Chapter 15: Red Team and Adversarial Testing¶
This chapter provides comprehensive guidance on proactively testing software supply chain security through penetration testing, red teaming, tabletop exercises, and adversarial thinking. Unlike traditional application security testing, supply chain security assessment requires targeting build systems, CI/CD pipelines, artifact repositories, and dependency management infrastructure.
The chapter begins with supply chain penetration testing, which differs fundamentally from conventional pen tests by focusing on development infrastructure rather than deployed applications. Key considerations include scoping build systems and registries, testing for dependency confusion vulnerabilities, scanning for exposed secrets, and establishing strict safety rules to prevent unintended downstream impact.
Red team exercises simulate real adversary behavior against build infrastructure, drawing from threat scenarios like compromised developer credentials, CI/CD exploitation, and artifact repository poisoning. The chapter emphasizes purple teaming, where attackers and defenders collaborate in real-time to accelerate detection capability improvements.
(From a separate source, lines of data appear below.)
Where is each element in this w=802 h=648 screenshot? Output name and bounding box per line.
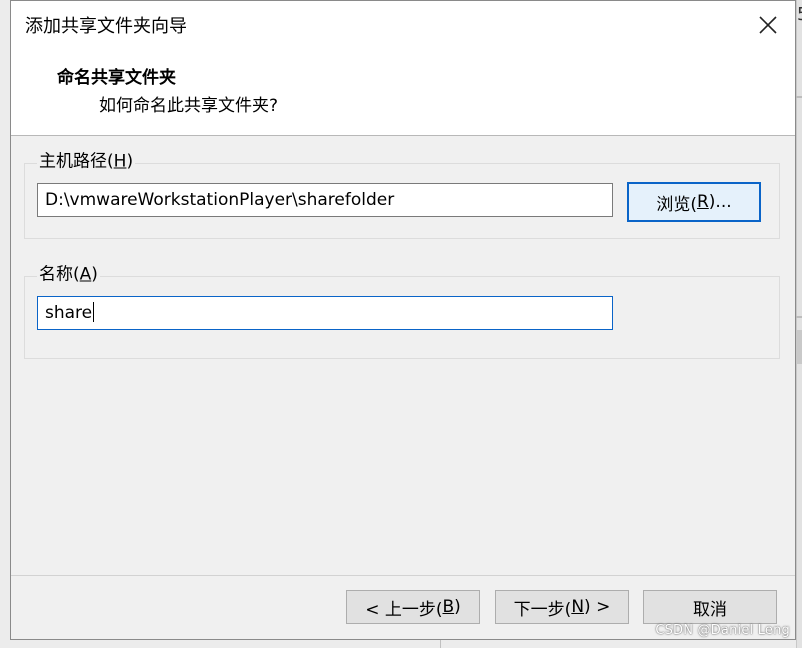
watermark: CSDN @Daniel Leng: [655, 623, 790, 638]
name-input[interactable]: share: [37, 296, 613, 330]
back-button[interactable]: < 上一步(B): [346, 590, 480, 624]
close-button[interactable]: [745, 3, 791, 47]
next-button[interactable]: 下一步(N) >: [495, 590, 629, 624]
background-scrollbar: [796, 330, 802, 364]
host-path-value: D:\vmwareWorkstationPlayer\sharefolder: [45, 190, 395, 210]
page-title: 命名共享文件夹: [57, 68, 176, 88]
host-path-label: 主机路径(H): [37, 151, 136, 172]
background-divider: [796, 316, 802, 318]
text-caret: [93, 302, 95, 322]
host-path-input[interactable]: D:\vmwareWorkstationPlayer\sharefolder: [37, 183, 613, 217]
browse-button[interactable]: 浏览(R)...: [627, 182, 761, 222]
wizard-header: 命名共享文件夹 如何命名此共享文件夹?: [11, 49, 795, 136]
name-value: share: [45, 303, 93, 323]
window-title: 添加共享文件夹向导: [25, 16, 187, 37]
cancel-button[interactable]: 取消: [643, 590, 777, 624]
page-subtitle: 如何命名此共享文件夹?: [99, 96, 279, 116]
name-label: 名称(A): [37, 264, 100, 285]
footer-divider: [11, 575, 795, 576]
close-icon: [759, 16, 777, 34]
title-bar[interactable]: 添加共享文件夹向导: [11, 1, 795, 49]
background-divider: [796, 96, 802, 98]
add-shared-folder-wizard-dialog: 添加共享文件夹向导 命名共享文件夹 如何命名此共享文件夹? 主机路径(H) D:…: [10, 0, 796, 640]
Tabletop exercises prepare organizations for supply chain incidents through discussion-based simulations. Using scenarios modeled on real attacks like Log4Shell and compromised npm packages, teams practice incident response coordination, decision-making under uncertainty, and cross-functional communication. Regular exercises with proper follow-through on action items build the muscle memory needed when real incidents occur.
The final section develops adversarial thinking skills, teaching defenders to analyze attack paths, identify weak links, understand attacker economics, and translate insights into prioritized defenses. The key insight is that defenders must think in graphs (connected attack paths) rather than checklists, focusing resources on high-value targets that offer attackers the best return on investment.
Together, these approaches reveal vulnerabilities that scanning and compliance cannot detect, testing whether organizations can prevent, detect, and respond to sophisticated supply chain attacks.